This may sound like it’s a guy-centric problem, but it happens to both sexes. All too often people will quit their fitness routine (CrossFit or otherwise) because they are either not seeing the results/performance they wanted, are getting “beat” by people they think they should be beating, or it just becomes too challenging for them. They get frustrated to the point they forget why they are at the gym in the first place (to become a healthier, better person) and eventually give up.

I can personally attest to this; it’s not easy. After taking my hiatus for studying, I was (foolishly) optimistic that I would be able to just step back in and pick up where I left off. Instead, it’s been filled with frustration with myself and how I’m doing. Each time I have to remind myself that every day in the gym is progress and that it won’t come in a day. Hell, it may never come. Each day I’m getting older, slower (and grayer and balder), my metabolism is slowing down and my body aches more. It sucks. But it’s something I – and all of us – will have to deal with.

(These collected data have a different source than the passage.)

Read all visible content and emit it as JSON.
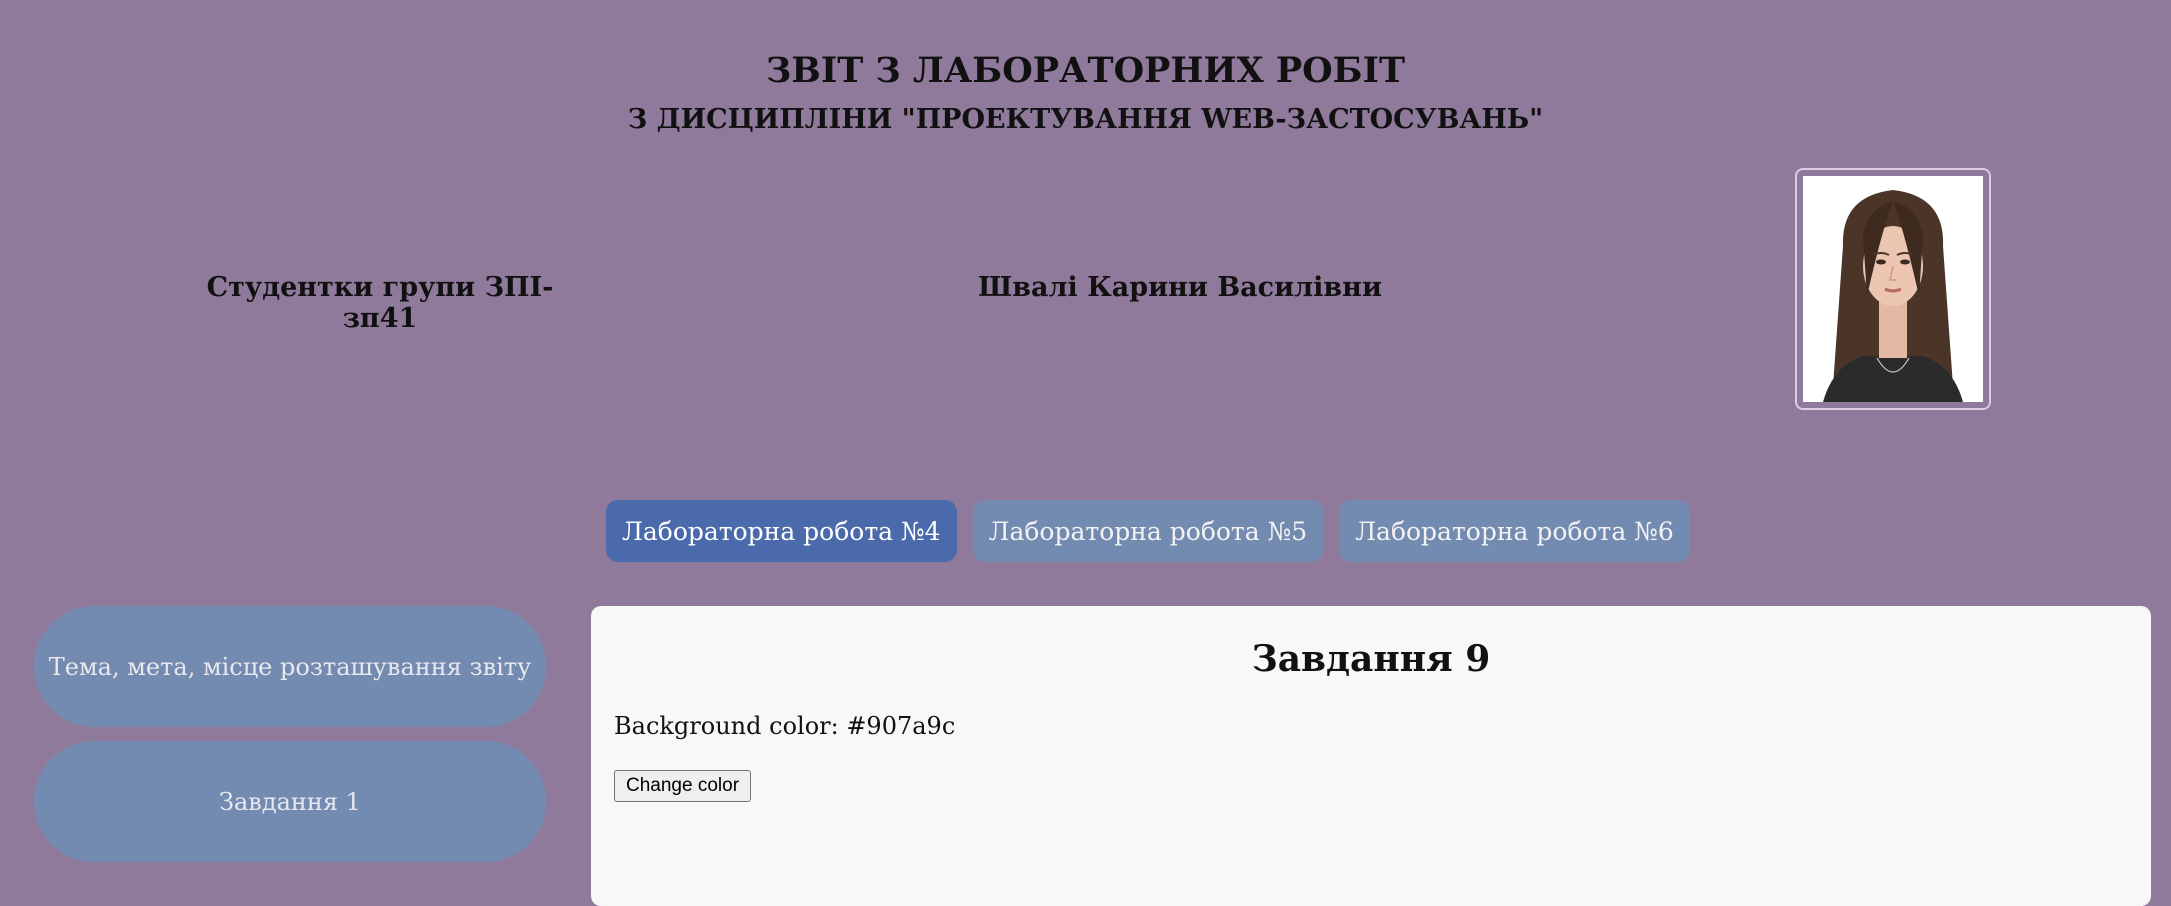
{
  "header": {
    "title": "ЗВІТ З ЛАБОРАТОРНИХ РОБІТ",
    "subtitle": "З ДИСЦИПЛІНИ \"ПРОЕКТУВАННЯ WEB-ЗАСТОСУВАНЬ\""
  },
  "student": {
    "group": "Студентки групи ЗПІ-зп41",
    "name": "Швалі Карини Василівни",
    "photo_icon": "student-photo"
  },
  "tabs": [
    {
      "label": "Лабораторна робота №4",
      "active": true
    },
    {
      "label": "Лабораторна робота №5",
      "active": false
    },
    {
      "label": "Лабораторна робота №6",
      "active": false
    }
  ],
  "sidebar": {
    "items": [
      {
        "label": "Тема, мета, місце розташування звіту"
      },
      {
        "label": "Завдання 1"
      }
    ]
  },
  "content": {
    "title": "Завдання 9",
    "background_label": "Background color: #907a9c",
    "change_button": "Change color"
  },
  "colors": {
    "page_background": "#907a9c",
    "tab_active": "#4a6aac",
    "tab_inactive": "#738bb0",
    "sidebar_item": "#738bb0",
    "content_panel": "#f8f8f8"
  }
}
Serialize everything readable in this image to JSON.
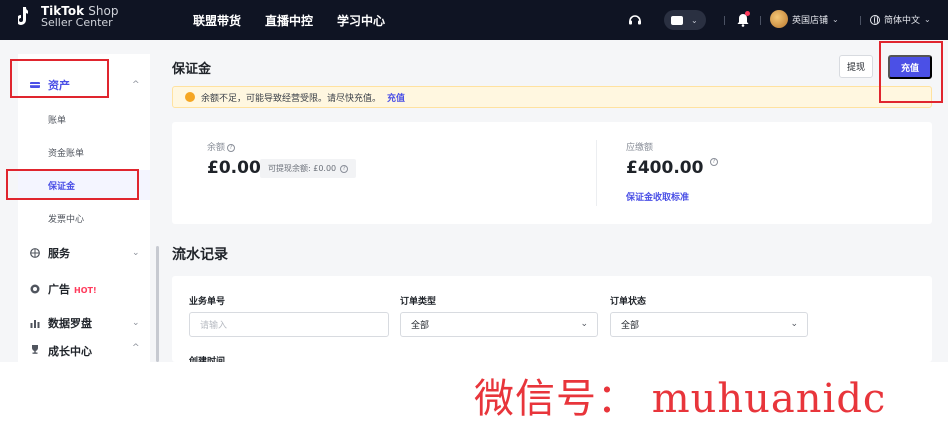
{
  "topbar": {
    "logo_brand": "TikTok",
    "logo_brand_suffix": "Shop",
    "logo_sub": "Seller Center",
    "nav": [
      "联盟带货",
      "直播中控",
      "学习中心"
    ],
    "shop_name": "英国店铺",
    "language": "简体中文"
  },
  "sidebar": {
    "assets": {
      "label": "资产"
    },
    "sub_items": [
      "账单",
      "资金账单",
      "保证金",
      "发票中心"
    ],
    "active_sub": "保证金",
    "items": [
      {
        "label": "服务"
      },
      {
        "label": "广告",
        "badge": "HOT!"
      },
      {
        "label": "数据罗盘"
      },
      {
        "label": "成长中心"
      }
    ]
  },
  "main": {
    "title": "保证金",
    "withdraw_label": "提现",
    "recharge_label": "充值",
    "alert_text": "余额不足，可能导致经营受限。请尽快充值。",
    "alert_link": "充值",
    "balance_label": "余额",
    "balance_amount": "£0.00",
    "available_label": "可提现余额: £0.00",
    "due_label": "应缴额",
    "due_amount": "£400.00",
    "due_link": "保证金收取标准",
    "records_title": "流水记录",
    "filters": {
      "order_no_label": "业务单号",
      "order_no_placeholder": "请输入",
      "order_type_label": "订单类型",
      "order_type_value": "全部",
      "order_status_label": "订单状态",
      "order_status_value": "全部",
      "created_label": "创建时间"
    }
  },
  "watermark": "微信号： muhuanidc",
  "colors": {
    "accent": "#4b50e6",
    "topbar": "#0f1423",
    "highlight_box": "#e0252e",
    "alert_bg": "#fff7e0"
  }
}
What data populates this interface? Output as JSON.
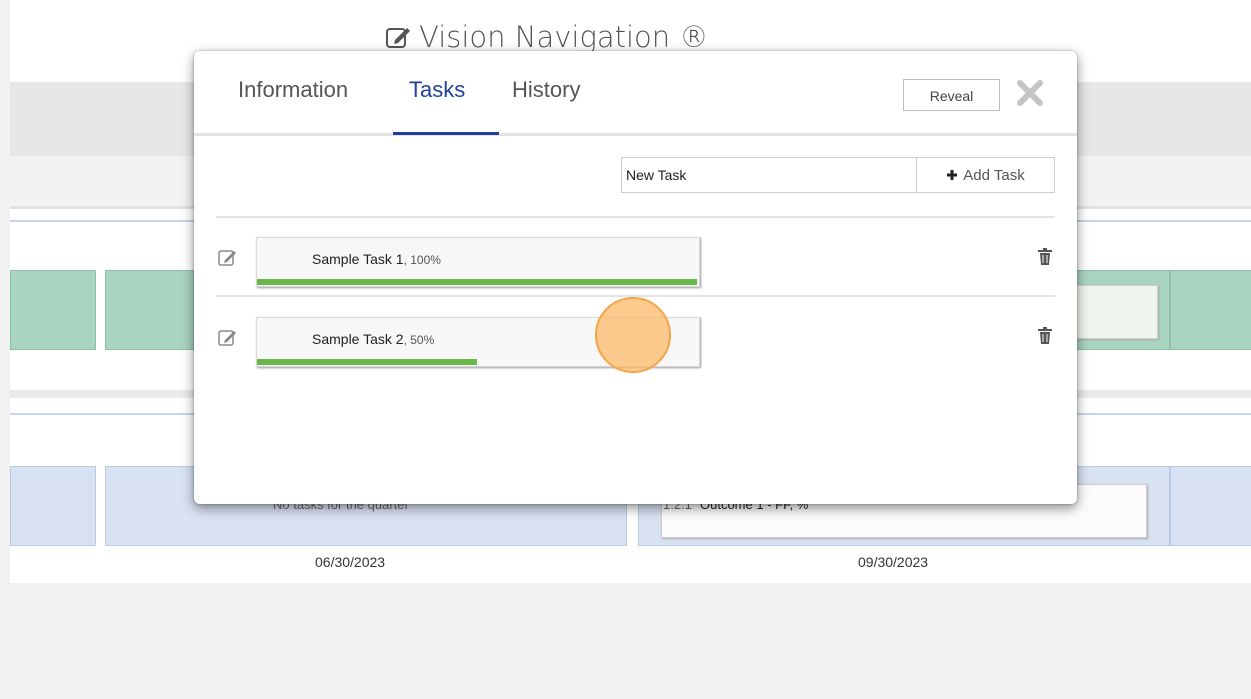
{
  "app": {
    "title": "Vision Navigation ®",
    "title_icon": "edit-icon",
    "dates": [
      "06/30/2023",
      "09/30/2023"
    ],
    "faint_texts": [
      "No tasks for the quarter",
      "1.2.1",
      "Outcome 1 - FF, %"
    ]
  },
  "modal": {
    "tabs": [
      {
        "label": "Information",
        "active": false
      },
      {
        "label": "Tasks",
        "active": true
      },
      {
        "label": "History",
        "active": false
      }
    ],
    "reveal_label": "Reveal",
    "close_icon": "close-icon",
    "new_task": {
      "value": "New Task",
      "placeholder": "New Task"
    },
    "add_task_label": "Add Task",
    "add_task_icon": "plus-icon",
    "tasks": [
      {
        "name": "Sample Task 1",
        "percent_label": ", 100%",
        "progress": 1.0
      },
      {
        "name": "Sample Task 2",
        "percent_label": ", 50%",
        "progress": 0.5
      }
    ]
  },
  "colors": {
    "accent": "#223f9b",
    "progress": "#67b847",
    "green_card": "#a9d4c0",
    "blue_card": "#d9e2f3",
    "click_marker": "#fcba68"
  }
}
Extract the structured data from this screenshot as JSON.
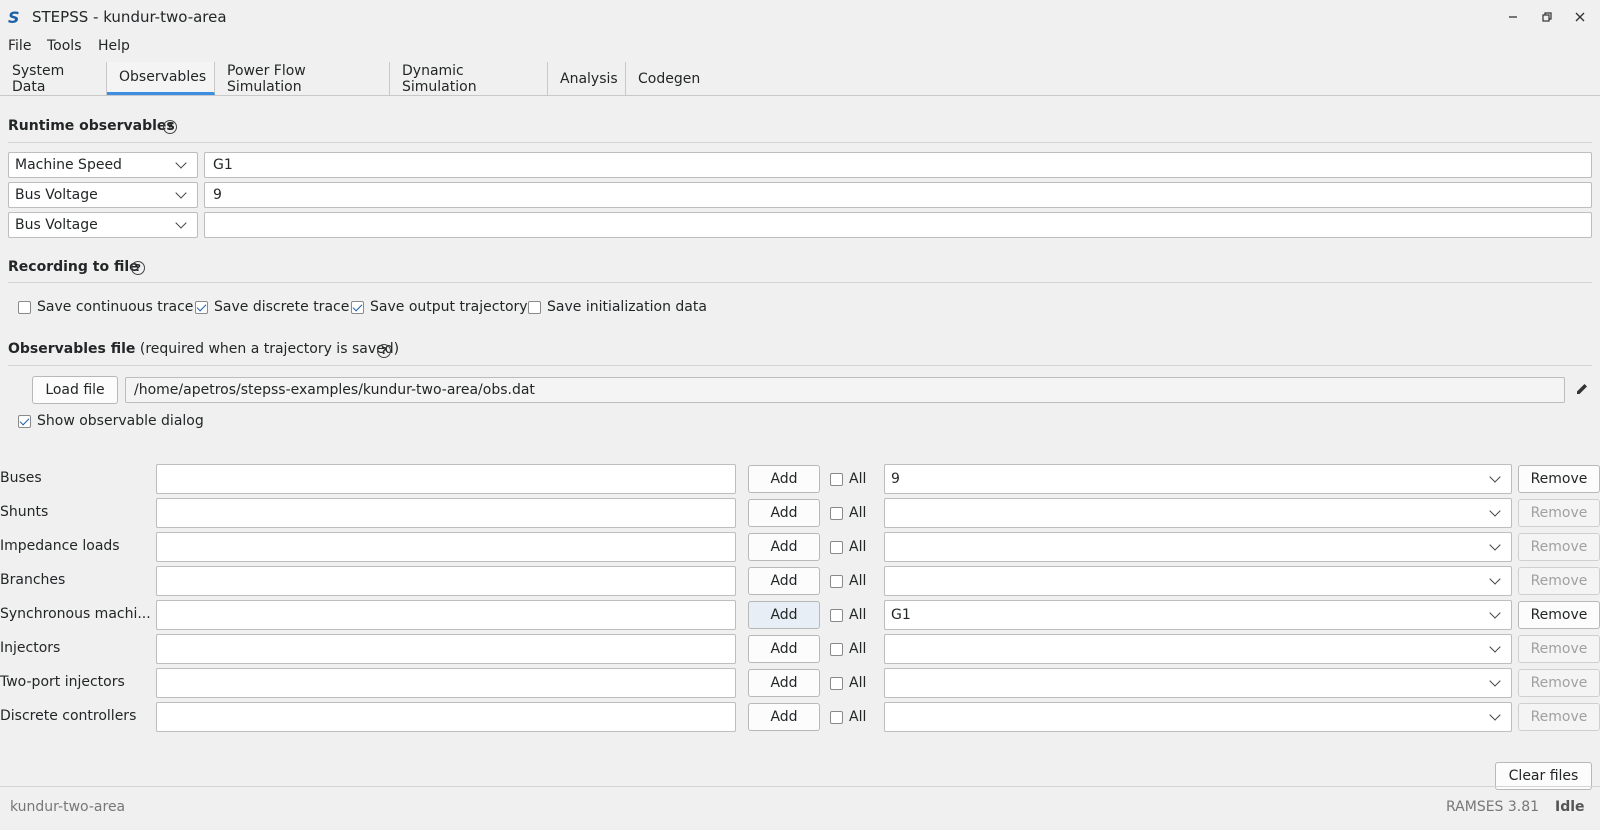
{
  "window": {
    "title": "STEPSS - kundur-two-area",
    "icon": "stepss-logo-icon",
    "controls": [
      "minimize-icon",
      "restore-icon",
      "close-icon"
    ]
  },
  "menu": [
    "File",
    "Tools",
    "Help"
  ],
  "tabs": [
    {
      "label": "System Data",
      "active": false
    },
    {
      "label": "Observables",
      "active": true
    },
    {
      "label": "Power Flow Simulation",
      "active": false
    },
    {
      "label": "Dynamic Simulation",
      "active": false
    },
    {
      "label": "Analysis",
      "active": false
    },
    {
      "label": "Codegen",
      "active": false
    }
  ],
  "runtime": {
    "title": "Runtime observables",
    "rows": [
      {
        "type": "Machine Speed",
        "value": "G1"
      },
      {
        "type": "Bus Voltage",
        "value": "9"
      },
      {
        "type": "Bus Voltage",
        "value": ""
      }
    ]
  },
  "recording": {
    "title": "Recording to file",
    "options": [
      {
        "label": "Save continuous trace",
        "checked": false
      },
      {
        "label": "Save discrete trace",
        "checked": true
      },
      {
        "label": "Save output trajectory",
        "checked": true
      },
      {
        "label": "Save initialization data",
        "checked": false
      }
    ]
  },
  "obsfile": {
    "title": "Observables file",
    "subtitle": "(required when a trajectory is saved)",
    "load_label": "Load file",
    "path": "/home/apetros/stepss-examples/kundur-two-area/obs.dat",
    "show_dialog_label": "Show observable dialog",
    "show_dialog_checked": true
  },
  "elements": {
    "add_label": "Add",
    "all_label": "All",
    "remove_label": "Remove",
    "rows": [
      {
        "label": "Buses",
        "input": "",
        "selected": "9",
        "remove_enabled": true
      },
      {
        "label": "Shunts",
        "input": "",
        "selected": "",
        "remove_enabled": false
      },
      {
        "label": "Impedance loads",
        "input": "",
        "selected": "",
        "remove_enabled": false
      },
      {
        "label": "Branches",
        "input": "",
        "selected": "",
        "remove_enabled": false
      },
      {
        "label": "Synchronous machi...",
        "input": "",
        "selected": "G1",
        "remove_enabled": true
      },
      {
        "label": "Injectors",
        "input": "",
        "selected": "",
        "remove_enabled": false
      },
      {
        "label": "Two-port injectors",
        "input": "",
        "selected": "",
        "remove_enabled": false
      },
      {
        "label": "Discrete controllers",
        "input": "",
        "selected": "",
        "remove_enabled": false
      }
    ]
  },
  "clear_files_label": "Clear files",
  "status": {
    "project": "kundur-two-area",
    "version": "RAMSES 3.81",
    "state": "Idle"
  }
}
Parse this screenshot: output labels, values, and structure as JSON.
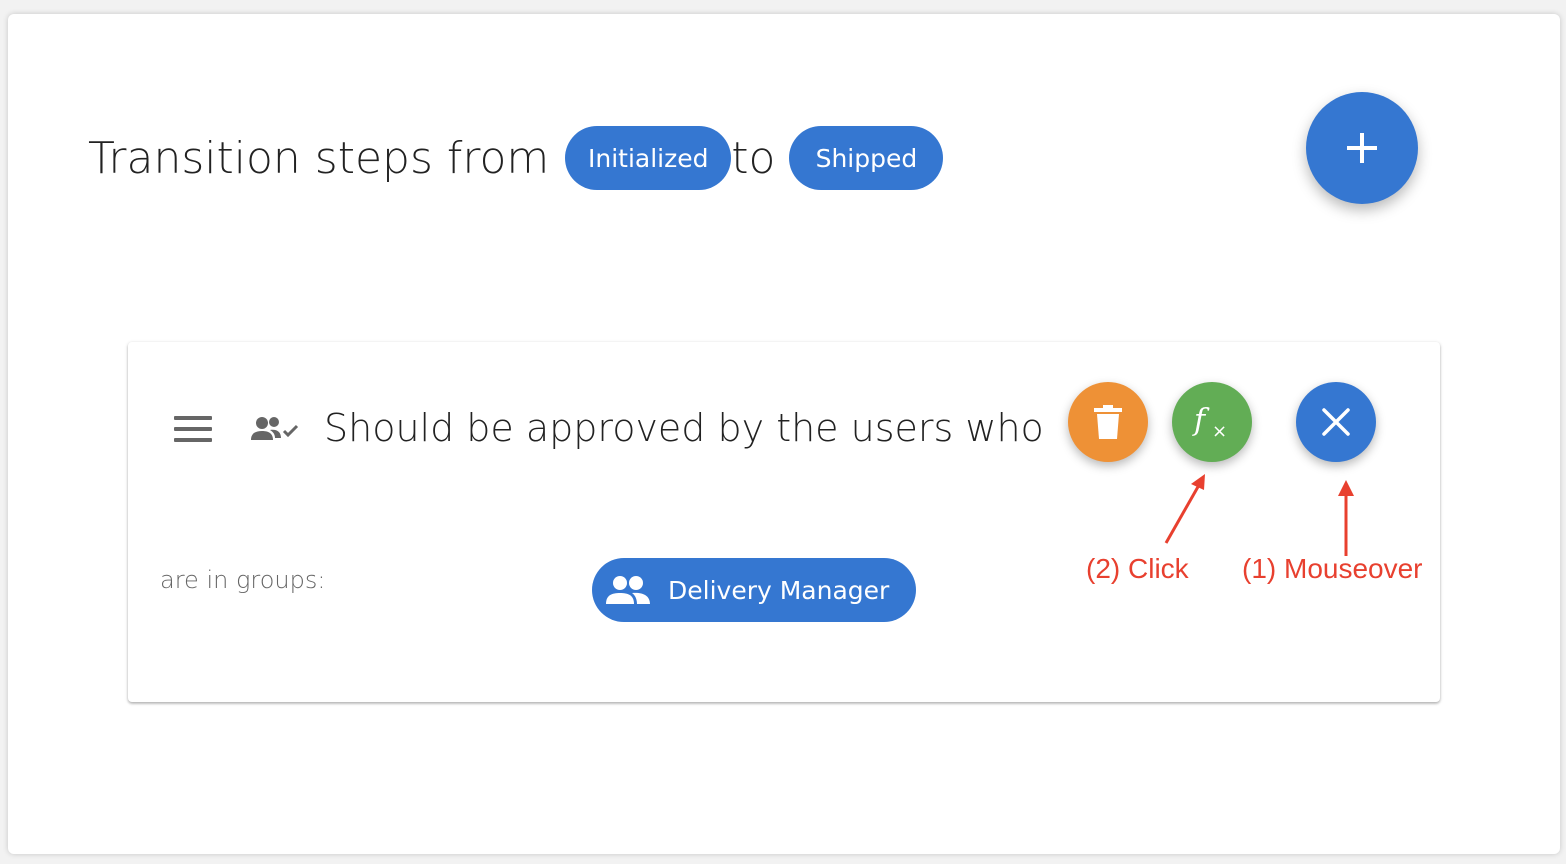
{
  "header": {
    "title_prefix": "Transition steps from",
    "from_state": "Initialized",
    "connector": "to",
    "to_state": "Shipped"
  },
  "add_button": {
    "icon": "plus-icon"
  },
  "step_card": {
    "drag_icon": "menu-icon",
    "type_icon": "group-check-icon",
    "text": "Should be approved by the users who",
    "actions": {
      "delete_icon": "trash-icon",
      "formula_icon": "function-fx-icon",
      "close_icon": "close-icon"
    },
    "groups_label": "are in groups:",
    "group_chip": {
      "icon": "people-icon",
      "label": "Delivery Manager"
    }
  },
  "annotations": {
    "click_label": "(2) Click",
    "mouseover_label": "(1) Mouseover"
  },
  "colors": {
    "primary": "#3577d1",
    "delete": "#ee9136",
    "formula": "#62ad55",
    "annotation": "#e8402f"
  }
}
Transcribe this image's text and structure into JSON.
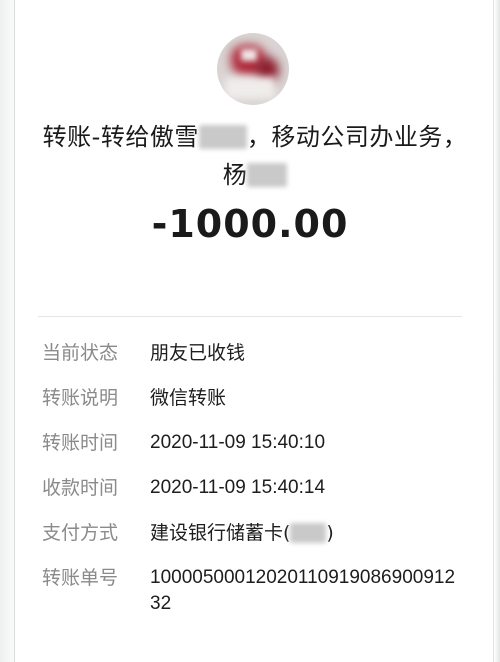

The best way I’ve found to deal with this is to check my ego at the door and eliminate any expectations. I don’t go in anymore with the expectation to be atop of the white board or set PRs, but to put in work and become just a little bit better each day. I still get frustrated when I get laps run around me, but at least I can take solace in knowing that I put in the work and left the gym being just a smidgen better than I was when I entered.